= Juan Bernardino =

Marian visionary (ca. 1456 – 1544)

Juan Diego Bernardino (ca. 1456 – May 15, 1544) was one of three Aztec peasants alleged to have had visions of the Virgin Mary as Our Lady of Guadalupe in 1531.

== Life ==
Little is known of the life of Juan Bernardino. He lived in Tolpetlac, some nine miles north of Tenochtitlán and brought up his nephew, Juan Diego, after the latter's parents died. After the 1529 death of Juan Diego's wife, Maria Lucia, Juan Diego moved to be near his then-aged uncle in Tolpet.

== Vision of Our Lady ==
At the time of the apparitions of the Blessed Virgin Mary to Juan Diego in December 1531, Juan Bernardino fell ill. According to most sources, he contracted cocoliztli, a dreaded fever that normally led to death. On December 9, 1531, Juan Diego returned from his first two apparitions to find his uncle very ill. All that night and next day, Juan Diego tended to his uncle. Towards sunset, it became clear that Juan Bernardino was dying. Juan Diego set out at four the following morning, to bring back a priest to hear his uncle's confession and administer the last rites.

While he was gone, Juan Bernardino became too weak to drink the medicine that had been left by his bedside, and he felt he was about to die. Suddenly the room was filled with light and a beautiful radiant lady appeared to him. He immediately felt that his body had recovered from the fever, and getting up, fell to his knees before the apparition. She told him that she had met Juan Diego and sent him to the bishop with her sacred image imprinted on his tilma. It was at this apparition appearance that she identified herself as 'The Ever Virgin, Holy Mary of Guadalupe'. Some analysts believe that she actually said not de Guadalupe but te coatlaxopeuh which many scholars translate differently; "the one that originates from the cliffs", who crushes the stone serpent, "the one that has dominion of the serpent", etc.

=== Apparition to Juan Bernardino ===
(This account of the apparition occurs in the middle of the 1649 Guadalupe narrative.)

"No sooner had Juan Diego demonstrated where the Lady of Heaven ordered her temple to be built than he begged to be excused. He wanted to go home to see his uncle Juan Bernardino, who had been very ill when Juan Diego left him and went to Tlatilolco to call a priest to confess and absolve him, the one whom the Lady of Heaven had told Juan Diego that she had already healed. But they would not let Juan Diego go alone, and instead accompanied him to his home. Arriving, they saw his uncle very happy and in no pain. He was astonished to see his nephew arrive accompanied and greatly honored, and he asked his nephew the reason why they did this and conferred honors upon him. His nephew answered that when he went to call the priest to confess and prepare his uncle, the Lady of Heaven appeared to him on Tepeyacac; she, telling him not to worry since his uncle was already in good health, consoled him much, and she sent him to Mexico, to see the Bishop, so that he might build her a house on Tepeyac. His uncle revealed that it was true that she healed him then and that he saw her the same way that she appeared to his nephew,, She told him that she was also sending him to Mexico to see the Bishop. Also then the Lady told him that when he went to see the Bishop, he should reveal what he saw and in what miraculous manner she had healed him and that he would properly name her, just as he needed to name her blessed image, the ever Virgin Holy Mary of Guadalupe.

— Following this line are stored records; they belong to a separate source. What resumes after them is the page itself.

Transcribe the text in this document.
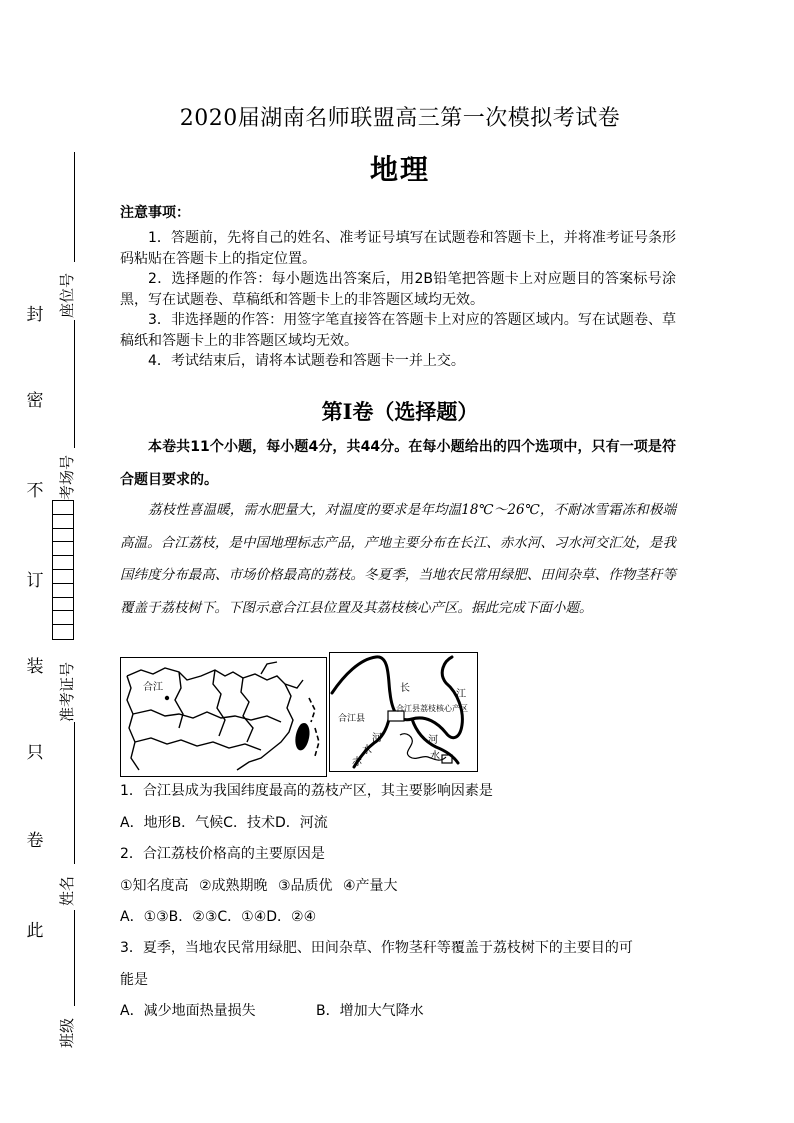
封
密
不
订
装
只
卷
此
座位号
考场号
准考证号
姓名
班级
2020届湖南名师联盟高三第一次模拟考试卷
地理
注意事项：

1．答题前，先将自己的姓名、准考证号填写在试题卷和答题卡上，并将准考证号条形码粘贴在答题卡上的指定位置。

2．选择题的作答：每小题选出答案后，用2B铅笔把答题卡上对应题目的答案标号涂黑，写在试题卷、草稿纸和答题卡上的非答题区域均无效。

3．非选择题的作答：用签字笔直接答在答题卡上对应的答题区域内。写在试题卷、草稿纸和答题卡上的非答题区域均无效。

4．考试结束后，请将本试题卷和答题卡一并上交。

第Ⅰ卷（选择题）

本卷共11个小题，每小题4分，共44分。在每小题给出的四个选项中，只有一项是符合题目要求的。

荔枝性喜温暖，需水肥量大，对温度的要求是年均温18℃～26℃，不耐冰雪霜冻和极端高温。合江荔枝，是中国地理标志产品，产地主要分布在长江、赤水河、习水河交汇处，是我国纬度分布最高、市场价格最高的荔枝。冬夏季，当地农民常用绿肥、田间杂草、作物茎秆等覆盖于荔枝树下。下图示意合江县位置及其荔枝核心产区。据此完成下面小题。

合江	长
江
合江县荔枝核心产区
合江县
河	河
水
水
赤
1．合江县成为我国纬度最高的荔枝产区，其主要影响因素是
A．地形B．气候C．技术D．河流
2．合江荔枝价格高的主要原因是
①知名度高 ②成熟期晚 ③品质优 ④产量大
A．①③B．②③C．①④D．②④
3．夏季，当地农民常用绿肥、田间杂草、作物茎秆等覆盖于荔枝树下的主要目的可
能是
A．减少地面热量损失	B．增加大气降水
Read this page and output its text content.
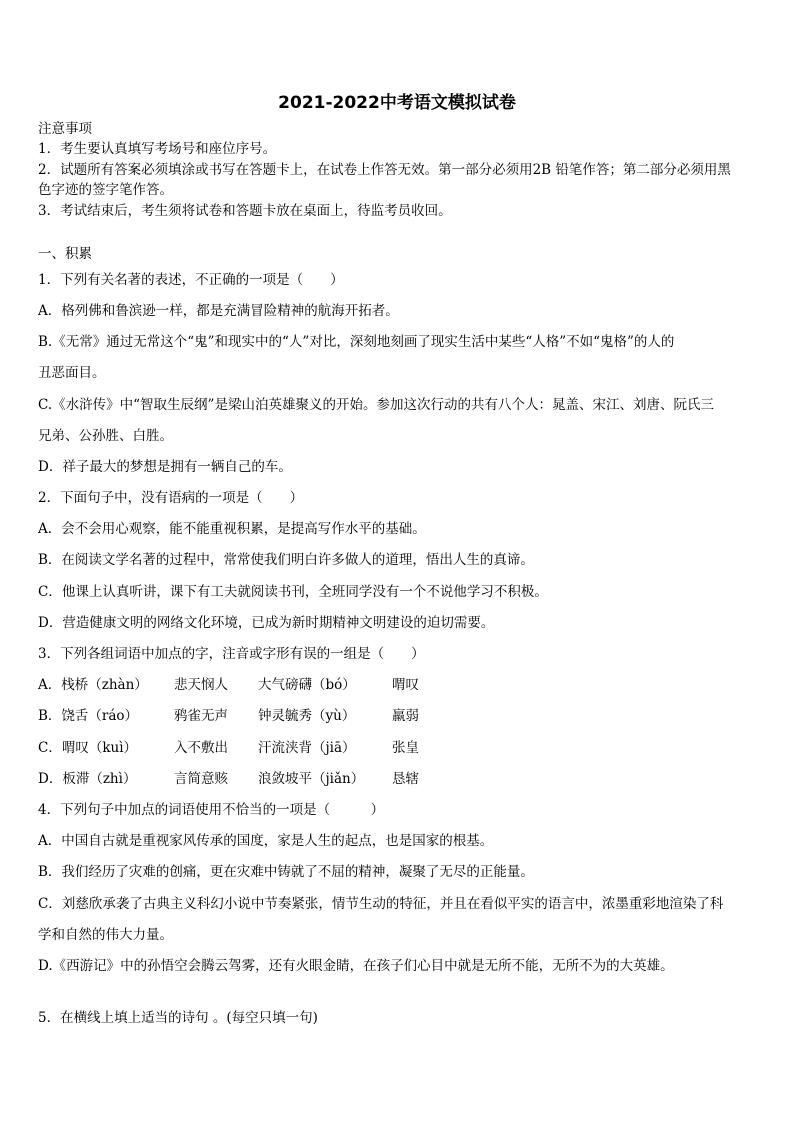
2021-2022中考语文模拟试卷
注意事项
1．考生要认真填写考场号和座位序号。
2．试题所有答案必须填涂或书写在答题卡上，在试卷上作答无效。第一部分必须用2B 铅笔作答；第二部分必须用黑
色字迹的签字笔作答。
3．考试结束后，考生须将试卷和答题卡放在桌面上，待监考员收回。
一、积累
1．下列有关名著的表述，不正确的一项是（　　）
A．格列佛和鲁滨逊一样，都是充满冒险精神的航海开拓者。
B.《无常》通过无常这个“鬼”和现实中的“人”对比，深刻地刻画了现实生活中某些“人格”不如“鬼格”的人的
丑恶面目。
C.《水浒传》中“智取生辰纲”是梁山泊英雄聚义的开始。参加这次行动的共有八个人：晁盖、宋江、刘唐、阮氏三
兄弟、公孙胜、白胜。
D．祥子最大的梦想是拥有一辆自己的车。
2．下面句子中，没有语病的一项是（　　）
A．会不会用心观察，能不能重视积累，是提高写作水平的基础。
B．在阅读文学名著的过程中，常常使我们明白许多做人的道理，悟出人生的真谛。
C．他课上认真听讲，课下有工夫就阅读书刊，全班同学没有一个不说他学习不积极。
D．营造健康文明的网络文化环境，已成为新时期精神文明建设的迫切需要。
3．下列各组词语中加点的字，注音或字形有误的一组是（　　）
A．栈桥（zhàn） 悲天悯人 大气磅礴（bó）	喟叹
B．饶舌（ráo）	鸦雀无声 钟灵毓秀（yù）	羸弱
C．喟叹（kuì）	入不敷出 汗流浃背（jiā）	张皇
D．板滞（zhì）	言简意赅 浪敛坡平（jiǎn） 恳辖
4．下列句子中加点的词语使用不恰当的一项是（　　　）
A．中国自古就是重视家风传承的国度，家是人生的起点，也是国家的根基。
B．我们经历了灾难的创痛，更在灾难中铸就了不屈的精神，凝聚了无尽的正能量。
C．刘慈欣承袭了古典主义科幻小说中节奏紧张，情节生动的特征，并且在看似平实的语言中，浓墨重彩地渲染了科
学和自然的伟大力量。
D.《西游记》中的孙悟空会腾云驾雾，还有火眼金睛，在孩子们心目中就是无所不能，无所不为的大英雄。
5．在横线上填上适当的诗句 。(每空只填一句)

"Then they brought Juan Bernardino into the presence of the bishop, to come to inform and testify before him. The Bishop lodged both of them, him and his nephew, in his house for a few days, until the temple of Queen was built on Tepeyac, where Juan Diego had seen her. The Bishop moved into the main church the holy image of the beloved Lady of Heaven: he took it from the oratory of his palace where he was, for all people to see and admire her image."